We are having our annual Haunt Trail & want to use an old 10' by 12' shed for a LOCKOUT room. Guests will enter the front door and an actor will close the door behind them and throw a bolt to prevent escape. When the door closes a drop panel (poster of door locks) will fall and bang (noise). Behind panel is Jigsaw (from Saw Movies). A light will come on with recording of Jigsaw Voice. There are doors around the shed with only one way out. Jigsaw will turn his face toward the guests & recording will start. A key will be available to one of the doors (but none of the doors lead out). The way out is between two wall studs not visible to guests. An Actor (with pig mask) will open wall to allow guests to continue on the path. This entire scenario lasts only 1.5 minutes. Seems like forever in a locked room. Please give me the wisdom of all you fellow haunters who are far better versed in the ways of spooktactular scares.


----------



## fontgeek (Jul 24, 2006)

Will the scene make sense to those who haven't seen the "Saw" movies?
As you stated, that's a long time in that little shed for a scene.
People may panic and try to force their way out, you have to be ready for that.
Make sure the guests can get out if something should fail or one of your actors fails to do his or her duty. I can see fire/safety inspectors having a heart attack over the thought of people being trapped in an old, wood shed.
I doubt the emergency measures would ever need to be taken, but you have to plan for the worst.


----------



## Warrant2000 (Oct 8, 2008)

A few things to consider:
- Be sure the walls of the old shed can withstand a 200 pound man throwing his weight against it. Best way to check is throw yourself against it. If it can't hold up to you, it won't hold up to terrified guests.
- Keep extra fire extinguishers handy.
- Train the actors/staff where the electircal cut-out switched are.
- Ensure proper ventilation for the shed.
- Rig emergency lighting in case things go wrong. 
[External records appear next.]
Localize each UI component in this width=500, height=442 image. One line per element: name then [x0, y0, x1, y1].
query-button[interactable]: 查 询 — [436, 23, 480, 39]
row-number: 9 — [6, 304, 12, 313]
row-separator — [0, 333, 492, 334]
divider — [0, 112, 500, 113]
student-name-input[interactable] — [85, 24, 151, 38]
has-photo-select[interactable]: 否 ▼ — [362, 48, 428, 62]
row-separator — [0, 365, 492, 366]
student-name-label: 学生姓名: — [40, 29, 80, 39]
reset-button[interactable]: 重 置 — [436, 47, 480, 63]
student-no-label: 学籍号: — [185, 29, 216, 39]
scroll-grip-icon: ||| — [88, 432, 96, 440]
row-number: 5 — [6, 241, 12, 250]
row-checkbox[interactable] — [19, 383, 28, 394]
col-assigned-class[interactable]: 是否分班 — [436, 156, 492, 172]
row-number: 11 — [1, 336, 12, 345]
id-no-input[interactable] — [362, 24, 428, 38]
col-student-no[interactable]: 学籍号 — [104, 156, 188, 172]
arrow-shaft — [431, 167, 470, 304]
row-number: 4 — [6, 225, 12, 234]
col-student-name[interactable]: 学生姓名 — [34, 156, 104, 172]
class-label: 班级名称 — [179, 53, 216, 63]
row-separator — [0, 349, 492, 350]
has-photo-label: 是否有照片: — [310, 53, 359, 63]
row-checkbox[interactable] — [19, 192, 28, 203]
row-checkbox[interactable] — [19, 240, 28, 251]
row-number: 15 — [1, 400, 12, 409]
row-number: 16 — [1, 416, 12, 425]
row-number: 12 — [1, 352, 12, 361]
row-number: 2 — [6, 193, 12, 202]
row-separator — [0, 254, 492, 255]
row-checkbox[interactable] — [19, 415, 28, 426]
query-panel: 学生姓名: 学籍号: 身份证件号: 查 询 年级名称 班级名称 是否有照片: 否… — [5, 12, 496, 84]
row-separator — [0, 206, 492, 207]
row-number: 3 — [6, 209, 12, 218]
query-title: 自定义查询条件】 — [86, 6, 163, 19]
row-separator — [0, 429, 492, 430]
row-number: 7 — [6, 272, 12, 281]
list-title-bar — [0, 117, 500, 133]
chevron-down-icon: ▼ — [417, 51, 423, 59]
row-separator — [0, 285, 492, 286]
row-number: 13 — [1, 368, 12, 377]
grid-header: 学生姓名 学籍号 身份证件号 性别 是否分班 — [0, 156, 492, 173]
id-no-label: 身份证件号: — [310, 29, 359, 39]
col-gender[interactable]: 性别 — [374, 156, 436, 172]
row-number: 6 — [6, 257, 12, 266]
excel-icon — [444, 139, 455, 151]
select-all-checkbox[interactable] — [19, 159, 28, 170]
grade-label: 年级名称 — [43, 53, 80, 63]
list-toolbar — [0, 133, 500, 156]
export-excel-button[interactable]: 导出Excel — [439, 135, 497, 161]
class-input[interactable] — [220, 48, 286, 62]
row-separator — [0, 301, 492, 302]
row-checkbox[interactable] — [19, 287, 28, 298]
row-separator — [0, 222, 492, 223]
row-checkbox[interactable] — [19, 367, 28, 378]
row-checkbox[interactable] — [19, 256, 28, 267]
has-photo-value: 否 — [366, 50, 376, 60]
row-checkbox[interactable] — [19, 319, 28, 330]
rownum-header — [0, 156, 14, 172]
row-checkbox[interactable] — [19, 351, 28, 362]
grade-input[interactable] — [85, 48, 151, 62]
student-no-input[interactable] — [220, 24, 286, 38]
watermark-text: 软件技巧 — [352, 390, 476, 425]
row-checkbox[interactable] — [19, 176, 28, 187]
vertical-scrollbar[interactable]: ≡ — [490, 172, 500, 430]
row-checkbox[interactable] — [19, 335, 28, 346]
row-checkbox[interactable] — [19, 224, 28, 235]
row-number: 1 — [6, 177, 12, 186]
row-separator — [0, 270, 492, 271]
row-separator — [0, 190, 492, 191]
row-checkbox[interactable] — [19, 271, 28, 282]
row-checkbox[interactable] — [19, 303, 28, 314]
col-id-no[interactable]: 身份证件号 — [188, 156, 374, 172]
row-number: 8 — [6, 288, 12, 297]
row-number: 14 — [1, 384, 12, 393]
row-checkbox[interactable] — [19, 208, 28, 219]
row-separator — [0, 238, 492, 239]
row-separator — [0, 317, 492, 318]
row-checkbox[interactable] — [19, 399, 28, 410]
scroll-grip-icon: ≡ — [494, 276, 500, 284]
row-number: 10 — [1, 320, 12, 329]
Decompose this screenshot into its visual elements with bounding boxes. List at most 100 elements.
To plus up the safety, have a staff member close by, not in costume, wearing a "Staff" shirt, flashlight, etc. He can watch out for the guests, ensure your props are not destroyed, and respond in emergencies.
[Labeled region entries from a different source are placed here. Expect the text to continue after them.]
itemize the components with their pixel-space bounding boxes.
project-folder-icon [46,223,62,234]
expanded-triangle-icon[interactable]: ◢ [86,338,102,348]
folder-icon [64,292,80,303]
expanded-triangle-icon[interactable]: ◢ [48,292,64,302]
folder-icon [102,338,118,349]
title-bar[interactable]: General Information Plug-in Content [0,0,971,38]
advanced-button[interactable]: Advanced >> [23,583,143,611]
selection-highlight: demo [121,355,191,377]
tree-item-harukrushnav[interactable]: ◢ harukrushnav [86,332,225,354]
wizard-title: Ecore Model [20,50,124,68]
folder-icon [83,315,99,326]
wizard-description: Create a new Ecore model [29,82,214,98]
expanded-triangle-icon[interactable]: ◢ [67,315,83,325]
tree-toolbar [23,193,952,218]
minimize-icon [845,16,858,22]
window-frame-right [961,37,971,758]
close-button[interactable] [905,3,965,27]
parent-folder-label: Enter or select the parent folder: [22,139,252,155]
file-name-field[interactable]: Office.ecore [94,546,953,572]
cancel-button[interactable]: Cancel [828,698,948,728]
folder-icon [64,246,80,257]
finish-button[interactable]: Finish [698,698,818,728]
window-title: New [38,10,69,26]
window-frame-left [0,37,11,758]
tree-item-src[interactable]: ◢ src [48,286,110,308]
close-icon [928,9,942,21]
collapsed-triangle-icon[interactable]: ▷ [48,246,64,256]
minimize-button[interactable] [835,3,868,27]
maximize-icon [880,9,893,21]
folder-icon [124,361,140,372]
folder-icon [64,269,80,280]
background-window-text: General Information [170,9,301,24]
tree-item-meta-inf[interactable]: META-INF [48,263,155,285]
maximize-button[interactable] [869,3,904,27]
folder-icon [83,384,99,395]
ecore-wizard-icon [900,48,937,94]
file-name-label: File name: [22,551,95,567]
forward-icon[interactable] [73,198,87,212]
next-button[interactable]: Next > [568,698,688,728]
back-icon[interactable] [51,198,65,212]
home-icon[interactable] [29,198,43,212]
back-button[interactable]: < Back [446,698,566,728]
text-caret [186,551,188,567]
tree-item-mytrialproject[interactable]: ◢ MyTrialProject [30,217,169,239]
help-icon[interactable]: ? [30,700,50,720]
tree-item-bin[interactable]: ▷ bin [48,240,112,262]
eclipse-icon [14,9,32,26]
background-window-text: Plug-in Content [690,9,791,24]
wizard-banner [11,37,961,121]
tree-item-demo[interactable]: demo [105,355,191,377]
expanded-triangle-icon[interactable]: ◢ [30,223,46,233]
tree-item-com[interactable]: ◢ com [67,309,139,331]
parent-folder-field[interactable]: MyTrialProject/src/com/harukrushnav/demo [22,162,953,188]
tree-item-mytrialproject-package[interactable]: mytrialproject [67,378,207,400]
Sounds like a fun and scary experience! Keep us filled in on how it goes.


----------



## Harleyken (Apr 23, 2012)

Very good points to consider, for which I'm truly grateful...to be clear..when the door closes-a light 15 watt comes ON so not complete darkness. There are actors/staff at both ends of shed.The recording is instructions to find a key to unlock door which is a dummy door. Inserting the key & turning, triggers a light, actor/staffer opens real panel to allow exit. Exit is always available if you push the right panel so it's only the illusion of LOCKED in.The fake doors makes it seem real.


----------



## fontgeek (Jul 24, 2006)

If they can't find the "right" panel, they ARE locked in.


----------



## epoweredrc (Aug 6, 2012)

fontgeek said:


> If they can't find the "right" panel, they ARE locked in.
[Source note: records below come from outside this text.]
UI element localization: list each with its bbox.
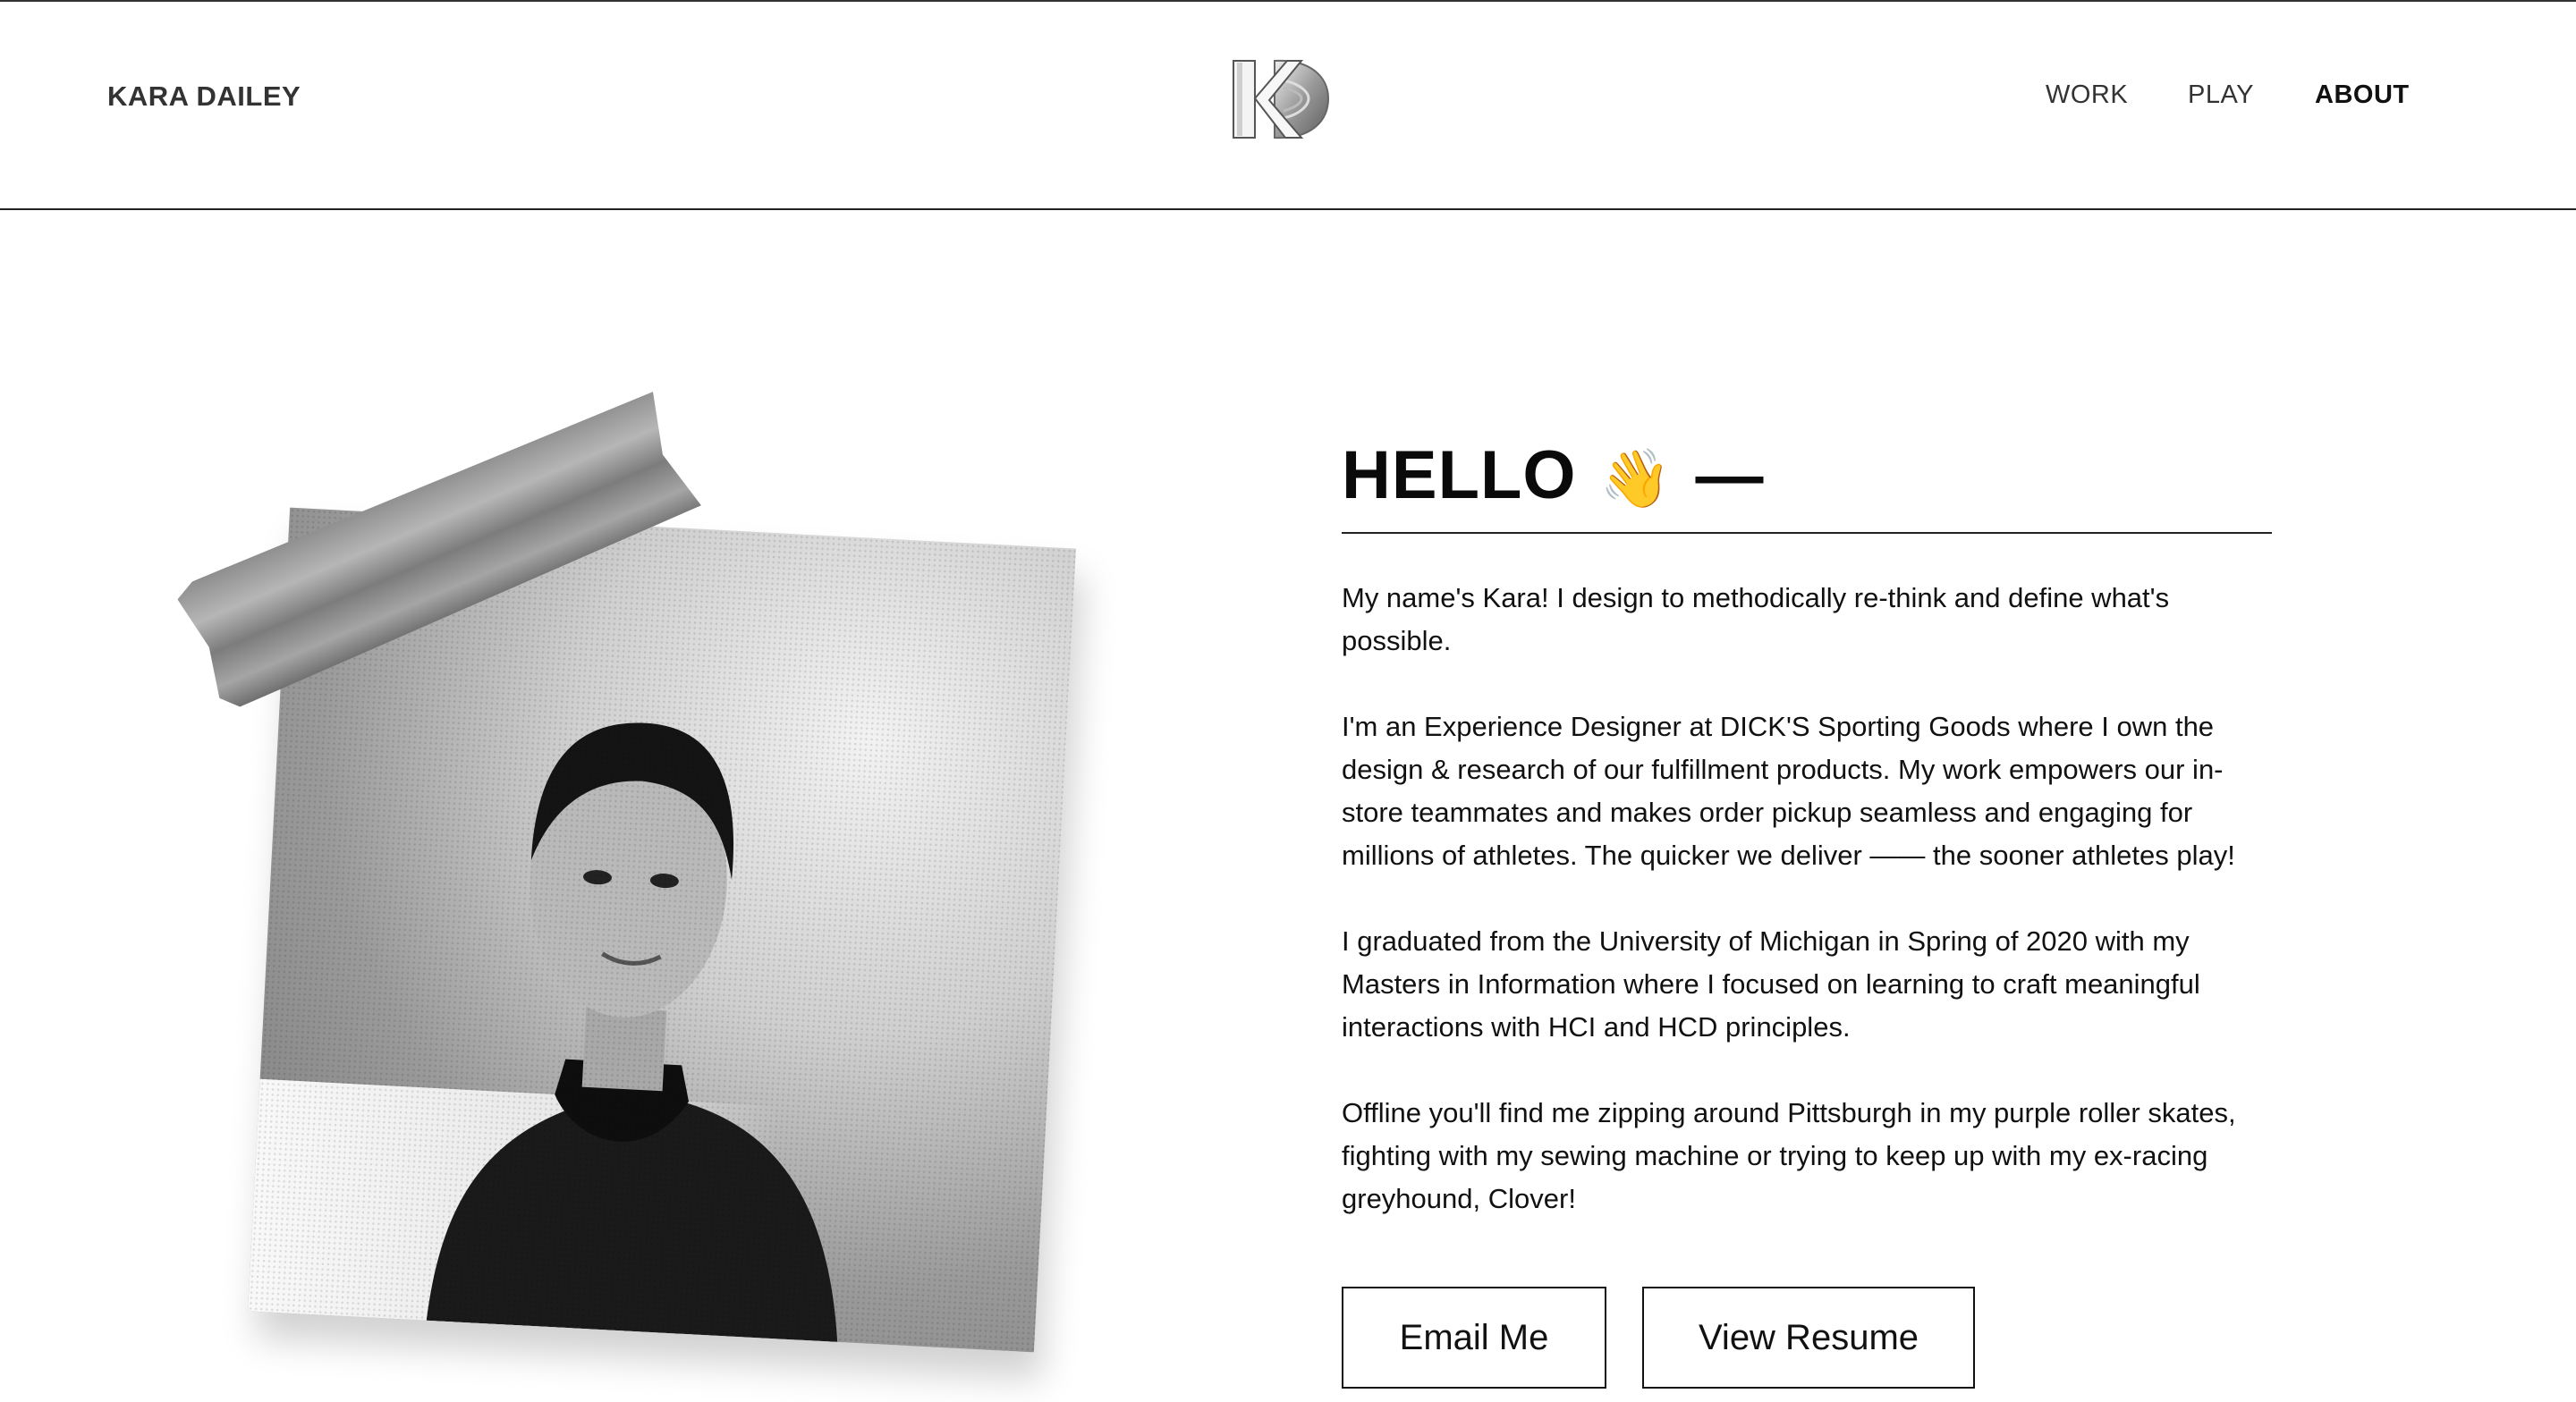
- work-paragraph: I'm an Experience Designer at DICK'S Spo…: [1342, 711, 2235, 871]
- intro-paragraph: My name's Kara! I design to methodically…: [1342, 582, 2170, 656]
- view-resume-button[interactable]: View Resume: [1642, 1287, 1975, 1389]
- about-content: HELLO 👋 — My name's Kara! I design to me…: [1342, 436, 2272, 1220]
- waving-hand-icon: 👋: [1599, 446, 1673, 511]
- portrait-section: [161, 429, 1127, 1402]
- nav-about[interactable]: ABOUT: [2315, 80, 2410, 110]
- heading-dash: —: [1695, 437, 1765, 513]
- hello-text: HELLO: [1342, 437, 1577, 513]
- nav-work[interactable]: WORK: [2046, 80, 2128, 110]
- hello-heading: HELLO 👋 —: [1342, 436, 2272, 534]
- nav-play[interactable]: PLAY: [2188, 80, 2254, 110]
- site-header: KARA DAILEY WORK PLAY ABOUT: [0, 2, 2576, 210]
- hobbies-paragraph: Offline you'll find me zipping around Pi…: [1342, 1097, 2236, 1214]
- email-me-button[interactable]: Email Me: [1342, 1287, 1606, 1389]
- main-nav: WORK PLAY ABOUT: [0, 80, 2576, 116]
- education-paragraph: I graduated from the University of Michi…: [1342, 925, 2200, 1043]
Yeah maybe need to have a real door that works that says emergency exit only....
This is a wood shed you said? Sounds cool but if someone panics never know what could happen. Im thinking about a 5x10 ft enclose for a prop but not sure if want to or not be cool but some fear enclosures


----------



## Lilly (Jun 13, 2006)

that sounds fun.. shouldn't be too bad for like 6 to 8 peeps at a time..don't want someone freakin out cuz they are claustrophobic.


----------



## [email protected] (Aug 25, 2012)

As a patron I would eat this sort of scene up, as long as the fear intensity was appropriately mild to prevent mass panic. In other words, a chainsaw should NOT suddenly roar to life while people are fumbling with keys to doors that don't open. Within that room, the chills should be primarily psychological. The duration can be monitored/regulated based on how each group reacts to the situation.


----------



## Troll Wizard (May 3, 2012)

Okay, I know that I keep repeating myself, and it seems like I'm beating an old horse (as they say) but I would stress that you make sure that you have the right kind of insurance coverage for having people coming onto your property. The small amount of cost to get that extra coverage will protect you from getting your butt burned from someone suing you in case they get injured! 

Even if its for just one night that you have this, it something that you can do right over the phone with your insurance agent!


----------